“Nagtataas ang presyo, lumiliit ang laman. Sobrang liit na eh, [halos] wala nang laman.” (Prices are rising while products are shrinking. It’s too small that there’s almost nothing left to consume.)
Thus lamented Steven Cua, president of the Philippine Amalgamated Supermarkets Association, sharing that amid the boost in consumer spending brought about by the holiday season, manufacturers, retailers, and consumers continue to grapple with “shrinkflation”, a phenomenon where consumer goods are being sold at the same price but at a lower quantity.
Because of shrinkflation, for example, a regular can of widely consumed sardines is now just 140 grams—not 155 grams—just so the majority of Filipinos can still fit them into their tight budgets.
Meanwhile, some bakeries have reduced the size of the breakfast staple pandesal from 35 grams to 25 grams each to avoid any price hikes.
Ultra budget-sensitive
More examples of shrinkflation abound, from the smaller bakery products to more modest serving sizes in restaurants and the lower quality and quantity of a number of manufactured goods such as pet food and snacks.
Business owners resort to this tactic mainly because of the fear that they would lose their ultra budget-sensitive market if they raise prices to cover the corresponding increase in their production costs.
This phenomenon of shrinkflation is not exactly new, however, but became more prevalent starting 2022 when inflation, or the escalation in the prices of basic goods and services that Filipino consumers regularly consume, started heating up to multi-year highs.
Indeed, inflation escalated to a 14-year high of 8.1 percent in December 2022, the highest since November 2008.
This brought the 2022 average to 5.8 percent, the highest in the Association of Southeast Asian Nations. It also blew well past the government target of 2 to 4 percent and faster than the 3.9 percent posted in 2021.
Shrinking sizes of food items
The heating up of inflation was blamed largely on Russia’s invasion of Ukraine that caused oil prices to shoot up and commodity prices to surge as global supply chains were thrown into chaos.
The depreciation of the peso against the United States dollar added to the price woes.
Consumers then already noticed the shrinking sizes of food items that they buy, and was enough of a concern to warrant product checks by the Philippine Statistics Authority.
There is, however, nothing illegal about adjusting product sizes, quantities, or quality as a strategy to keep prices the same and keep their consumers.

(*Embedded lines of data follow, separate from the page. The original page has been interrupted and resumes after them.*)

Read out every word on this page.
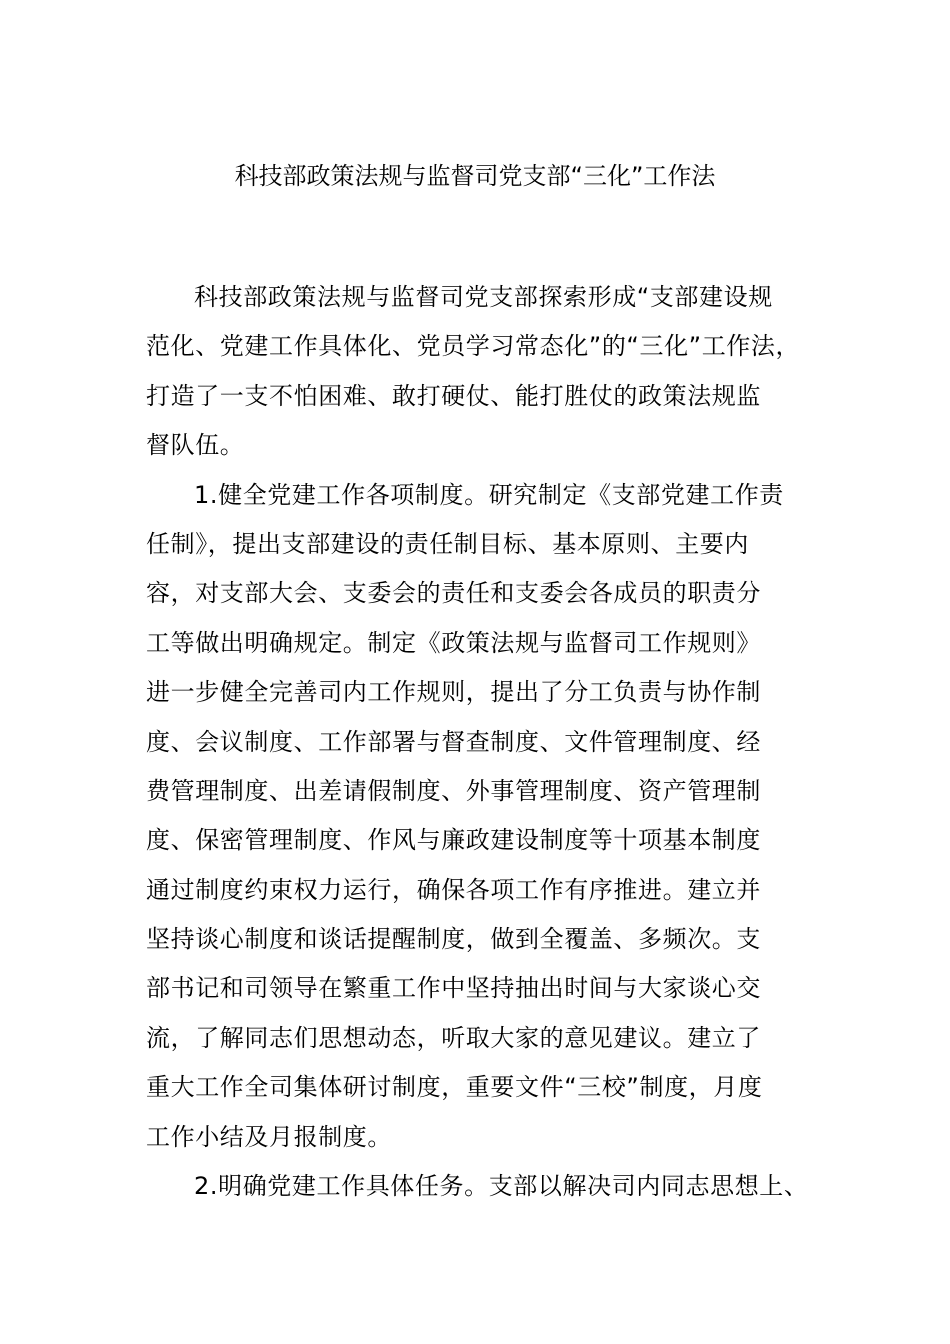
科技部政策法规与监督司党支部“三化”工作法
科技部政策法规与监督司党支部探索形成“支部建设规
范化、党建工作具体化、党员学习常态化”的“三化”工作法，
打造了一支不怕困难、敢打硬仗、能打胜仗的政策法规监
督队伍。
1.健全党建工作各项制度。研究制定《支部党建工作责
任制》，提出支部建设的责任制目标、基本原则、主要内
容，对支部大会、支委会的责任和支委会各成员的职责分
工等做出明确规定。制定《政策法规与监督司工作规则》
进一步健全完善司内工作规则，提出了分工负责与协作制
度、会议制度、工作部署与督查制度、文件管理制度、经
费管理制度、出差请假制度、外事管理制度、资产管理制
度、保密管理制度、作风与廉政建设制度等十项基本制度
通过制度约束权力运行，确保各项工作有序推进。建立并
坚持谈心制度和谈话提醒制度，做到全覆盖、多频次。支
部书记和司领导在繁重工作中坚持抽出时间与大家谈心交
流，了解同志们思想动态，听取大家的意见建议。建立了
重大工作全司集体研讨制度，重要文件“三校”制度，月度
工作小结及月报制度。
2.明确党建工作具体任务。支部以解决司内同志思想上、
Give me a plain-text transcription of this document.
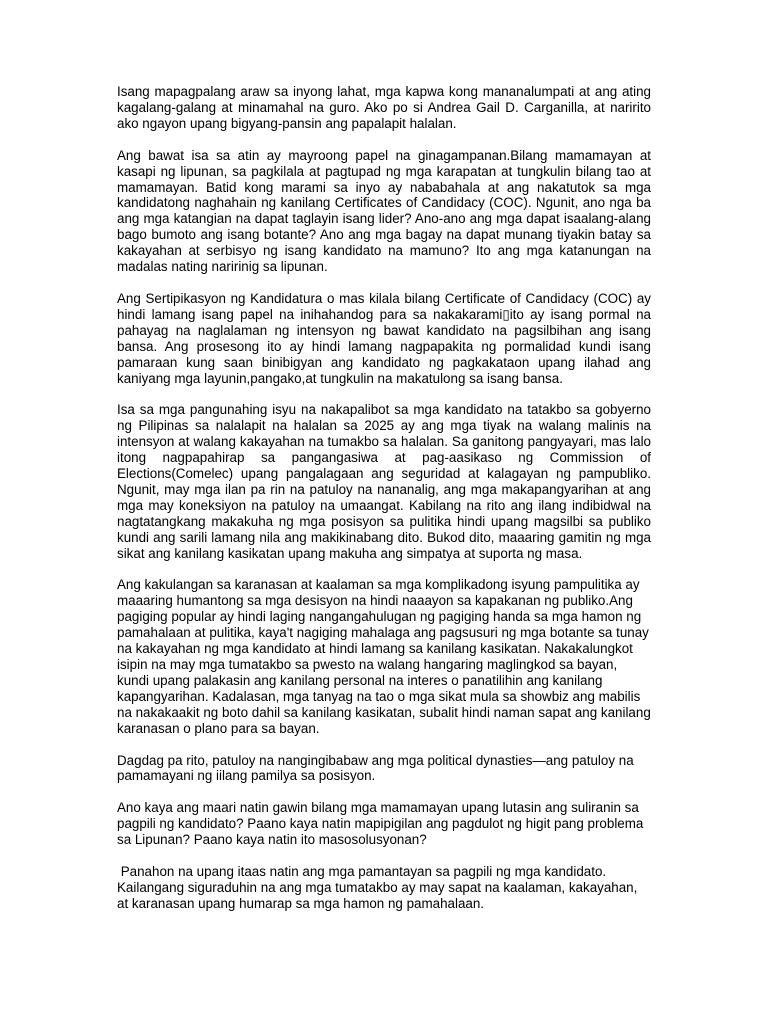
Isang mapagpalang araw sa inyong lahat, mga kapwa kong mananalumpati at ang ating kagalang-galang at minamahal na guro. Ako po si Andrea Gail D. Carganilla, at naririto ako ngayon upang bigyang-pansin ang papalapit halalan.

Ang bawat isa sa atin ay mayroong papel na ginagampanan.Bilang mamamayan at kasapi ng lipunan, sa pagkilala at pagtupad ng mga karapatan at tungkulin bilang tao at mamamayan. Batid kong marami sa inyo ay nababahala at ang nakatutok sa mga kandidatong naghahain ng kanilang Certificates of Candidacy (COC). Ngunit, ano nga ba ang mga katangian na dapat taglayin isang lider? Ano-ano ang mga dapat isaalang-alang bago bumoto ang isang botante? Ano ang mga bagay na dapat munang tiyakin batay sa kakayahan at serbisyo ng isang kandidato na mamuno? Ito ang mga katanungan na madalas nating naririnig sa lipunan.

Ang Sertipikasyon ng Kandidatura o mas kilala bilang Certificate of Candidacy (COC) ay hindi lamang isang papel na inihahandog para sa nakakarami▯ito ay isang pormal na pahayag na naglalaman ng intensyon ng bawat kandidato na pagsilbihan ang isang bansa. Ang prosesong ito ay hindi lamang nagpapakita ng pormalidad kundi isang pamaraan kung saan binibigyan ang kandidato ng pagkakataon upang ilahad ang kaniyang mga layunin,pangako,at tungkulin na makatulong sa isang bansa.

Isa sa mga pangunahing isyu na nakapalibot sa mga kandidato na tatakbo sa gobyerno ng Pilipinas sa nalalapit na halalan sa 2025 ay ang mga tiyak na walang malinis na intensyon at walang kakayahan na tumakbo sa halalan. Sa ganitong pangyayari, mas lalo itong nagpapahirap sa pangangasiwa at pag-aasikaso ng Commission of Elections(Comelec) upang pangalagaan ang seguridad at kalagayan ng pampubliko. Ngunit, may mga ilan pa rin na patuloy na nananalig, ang mga makapangyarihan at ang mga may koneksiyon na patuloy na umaangat. Kabilang na rito ang ilang indibidwal na nagtatangkang makakuha ng mga posisyon sa pulitika hindi upang magsilbi sa publiko kundi ang sarili lamang nila ang makikinabang dito. Bukod dito, maaaring gamitin ng mga sikat ang kanilang kasikatan upang makuha ang simpatya at suporta ng masa.

Ang kakulangan sa karanasan at kaalaman sa mga komplikadong isyung pampulitika ay maaaring humantong sa mga desisyon na hindi naaayon sa kapakanan ng publiko.Ang pagiging popular ay hindi laging nangangahulugan ng pagiging handa sa mga hamon ng pamahalaan at pulitika, kaya't nagiging mahalaga ang pagsusuri ng mga botante sa tunay na kakayahan ng mga kandidato at hindi lamang sa kanilang kasikatan. Nakakalungkot isipin na may mga tumatakbo sa pwesto na walang hangaring maglingkod sa bayan, kundi upang palakasin ang kanilang personal na interes o panatilihin ang kanilang kapangyarihan. Kadalasan, mga tanyag na tao o mga sikat mula sa showbiz ang mabilis na nakakaakit ng boto dahil sa kanilang kasikatan, subalit hindi naman sapat ang kanilang karanasan o plano para sa bayan.

Dagdag pa rito, patuloy na nangingibabaw ang mga political dynasties—ang patuloy na pamamayani ng iilang pamilya sa posisyon.

Ano kaya ang maari natin gawin bilang mga mamamayan upang lutasin ang suliranin sa pagpili ng kandidato? Paano kaya natin mapipigilan ang pagdulot ng higit pang problema sa Lipunan? Paano kaya natin ito masosolusyonan?

Panahon na upang itaas natin ang mga pamantayan sa pagpili ng mga kandidato. Kailangang siguraduhin na ang mga tumatakbo ay may sapat na kaalaman, kakayahan, at karanasan upang humarap sa mga hamon ng pamahalaan.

As Ateneo de Manila University economist Leonardo Lanzona had said, shrinkflation is a normal reaction of businesses who believe they could not afford to raise their selling prices even if their production costs are going up.
‘Silent’ price increase
“It is a perfectly rational response of firms to maintain their price and still keep their profit margins,” Lanzona had said.

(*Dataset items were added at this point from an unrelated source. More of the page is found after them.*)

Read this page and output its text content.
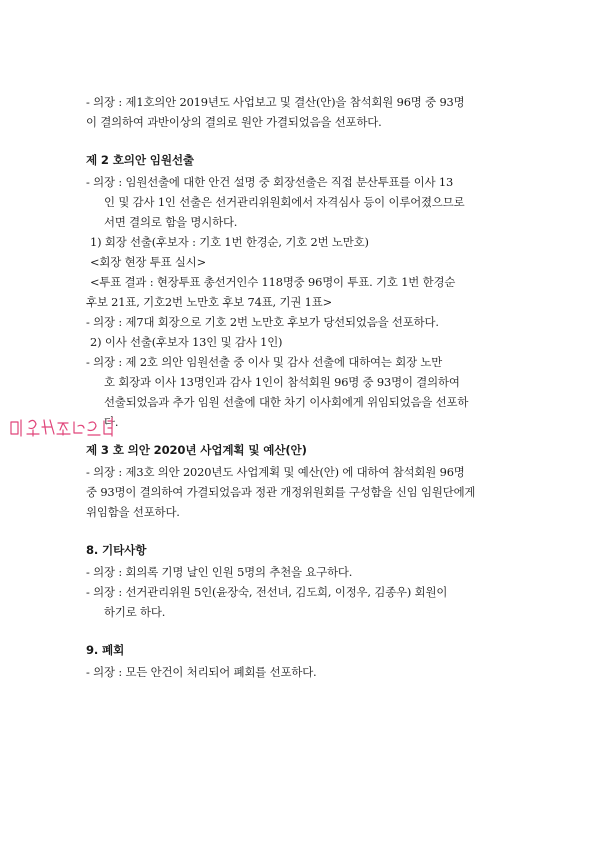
- 의장 : 제1호의안 2019년도 사업보고 및 결산(안)을 참석회원 96명 중 93명
이 결의하여 과반이상의 결의로 원안 가결되었음을 선포하다.
제 2 호의안 임원선출
- 의장 : 임원선출에 대한 안건 설명 중 회장선출은 직접 분산투표를 이사 13
인 및 감사 1인 선출은 선거관리위원회에서 자격심사 등이 이루어졌으므로
서면 결의로 함을 명시하다.
1) 회장 선출(후보자 : 기호 1번 한경순, 기호 2번 노만호)
<회장 현장 투표 실시>
<투표 결과 : 현장투표 총선거인수 118명중 96명이 투표. 기호 1번 한경순
후보 21표, 기호2번 노만호 후보 74표, 기권 1표>
- 의장 : 제7대 회장으로 기호 2번 노만호 후보가 당선되었음을 선포하다.
2) 이사 선출(후보자 13인 및 감사 1인)
- 의장 : 제 2호 의안 임원선출 중 이사 및 감사 선출에 대하여는 회장 노만
호 회장과 이사 13명인과 감사 1인이 참석회원 96명 중 93명이 결의하여
선출되었음과 추가 임원 선출에 대한 차기 이사회에게 위임되었음을 선포하
다.
제 3 호 의안 2020년 사업계획 및 예산(안)
- 의장 : 제3호 의안 2020년도 사업계획 및 예산(안) 에 대하여 참석회원 96명
중 93명이 결의하여 가결되었음과 정관 개정위원회를 구성함을 신임 임원단에게
위임함을 선포하다.
8. 기타사항
- 의장 : 회의록 기명 날인 인원 5명의 추천을 요구하다.
- 의장 : 선거관리위원 5인(윤장숙, 전선녀, 김도희, 이정우, 김종우) 회원이
하기로 하다.
9. 폐회
- 의장 : 모든 안건이 처리되어 폐회를 선포하다.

But even if manufacturers or retailers do not change the price tag, the impact on the consumer—particularly those in the lower income brackets—is the same: a substantial weakening in their purchasing power since they are getting less for the same price.
Thus Cua called on the Marcos administration to take immediate and effective actions to bring down elevated costs that have given rise to the “silent” price increase that is shrinkflation, so that most Filipinos will get more value, not less, out of their hard-earned peso.
Inflation has admittedly been finally cooling down, with the number slowing for the second straight month in November to a 20-month low of 4.1 percent from a 14-year high of 8.7 percent at the start of the year, primarily due to the global decline in the prices of petroleum products, the stronger peso, plus lower prices of key food items such as sugar, fish, and vegetables.
Dangerous complacency
But government planners should not celebrate just yet nor be lulled into dangerous complacency as despite the deceleration in recent months, the average inflation for the year at 6.2 percent is still far beyond the target for 2023 of just 2 to 4 percent.
Plus, risks that prices will again go up are high, according to Bangko Sentral ng Pilipinas, which is particularly worried about the adverse impact of the El Niño weather phenomenon—characterised by a longer and more severe dry season—that will bring below-normal rainfall that will disrupt food production and energy generation.
The Marcos administration is fortunately not blind to these concerns and has already started planning for the impact of a severe El Niño.
These can go further, however, if combined with other long- and short-term strategies crucial to securing food supply, such as the timely importation of key commodities that may be in short supply and the possible exemption of agriculture delivery trucks from toll increases to keep costs down, according to the National Economic and Development Authority.
Doing so will give both producers and consumers much needed relief from shrinkflation.